Se pose aussi la question des responsabilités prévient Thibault Bergeron :"La responsabilité pour les directeurs et directrices d'écoles, pour leurs adjointes et adjoints, mais aussi pour les municipalités, est grande. Nous, ce qu'on dit très clairement, c'est que si les conditions ne sont pas réunies, notamment au niveau épidémiologique, évidemment qu'il ne faudra pas ouvrir. Mais ça, c'est à la responsabilité du préfet et de l'inspection académique de l'apprécier. Pas aux directeurs d'école ou aux maires des communes. Les inquiétudes restent très fortes. Il y a toujours une incompréhension du message qui est adressé par l’exécutif. Notre sentiment, c'est que tout cela se fait de manière très précipité. Et je ne suis pas sût que l'objectif de raccrocher les élèves les plus éloignés de l'école soit atteint d'ici aux vacances scolaires. Il n'y aura pas de rattrapage des inégalités scolaires en si peu de temps. C'est sur l'ensemble de la scolarité que l'on arrivera à rattraper les choses."
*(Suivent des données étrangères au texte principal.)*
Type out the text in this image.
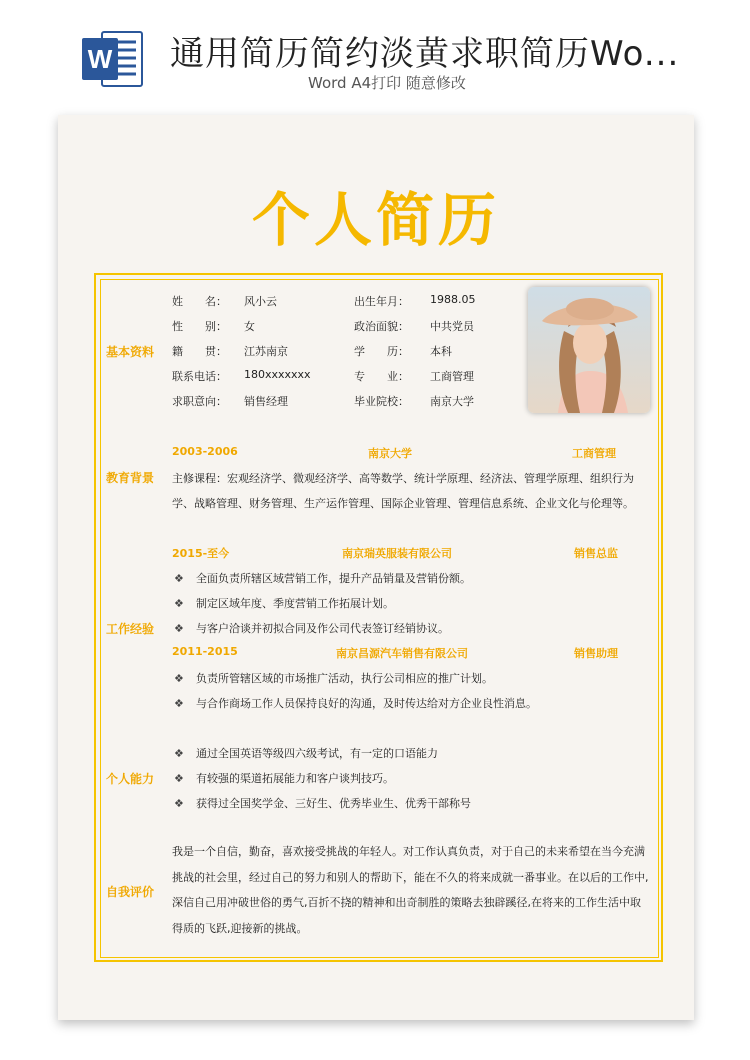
W 通用简历简约淡黄求职简历Wo...
Word A4打印 随意修改
个人简历
基本资料
姓　　名： 风小云	出生年月： 1988.05
性　　别： 女	政治面貌： 中共党员
籍　　贯： 江苏南京	学　　历： 本科
联系电话： 180xxxxxxx	专　　业： 工商管理
求职意向： 销售经理	毕业院校： 南京大学
教育背景
2003-2006	南京大学	工商管理
主修课程：宏观经济学、微观经济学、高等数学、统计学原理、经济法、管理学原理、组织行为
学、战略管理、财务管理、生产运作管理、国际企业管理、管理信息系统、企业文化与伦理等。
工作经验
2015-至今	南京瑞英服装有限公司	销售总监
❖ 全面负责所辖区域营销工作，提升产品销量及营销份额。
❖ 制定区域年度、季度营销工作拓展计划。
❖ 与客户洽谈并初拟合同及作公司代表签订经销协议。
2011-2015	南京昌源汽车销售有限公司	销售助理
❖ 负责所管辖区域的市场推广活动，执行公司相应的推广计划。
❖ 与合作商场工作人员保持良好的沟通，及时传达给对方企业良性消息。
个人能力
❖ 通过全国英语等级四六级考试，有一定的口语能力
❖ 有较强的渠道拓展能力和客户谈判技巧。
❖ 获得过全国奖学金、三好生、优秀毕业生、优秀干部称号
自我评价
我是一个自信，勤奋，喜欢接受挑战的年轻人。对工作认真负责，对于自己的未来希望在当今充满挑战的社会里，经过自己的努力和别人的帮助下，能在不久的将来成就一番事业。在以后的工作中,深信自己用冲破世俗的勇气,百折不挠的精神和出奇制胜的策略去独辟蹊径,在将来的工作生活中取得质的飞跃,迎接新的挑战。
Pour les collèges, le 1er ministre a annoncé une réouverture progressive à partir du 18 mai, mais uniquement dans les départements où la circulation du virus sera faible, et seulement, dans un 1er temps, pour les classes de 6e et de 5e. Pour les lycées, une décision sera prise à la fin du mois de mai. Édouard Philippe ayant précisé que ce sont les lycées techniques qui rouvriront en premier. En ce qui concerne les crèches, elles rouvriront dès le 11 mai si les conditions sont réunies. Mais avec des groupes de 10 enfants maximum, quitte à accueillir plusieurs groupes. L'exécutif estime que ce seront "aux gestionnaires de décider". En recommandant tout de même, de donner la priorité aux enfants de soignants et de parents qui ne peuvent pas être en télétravail.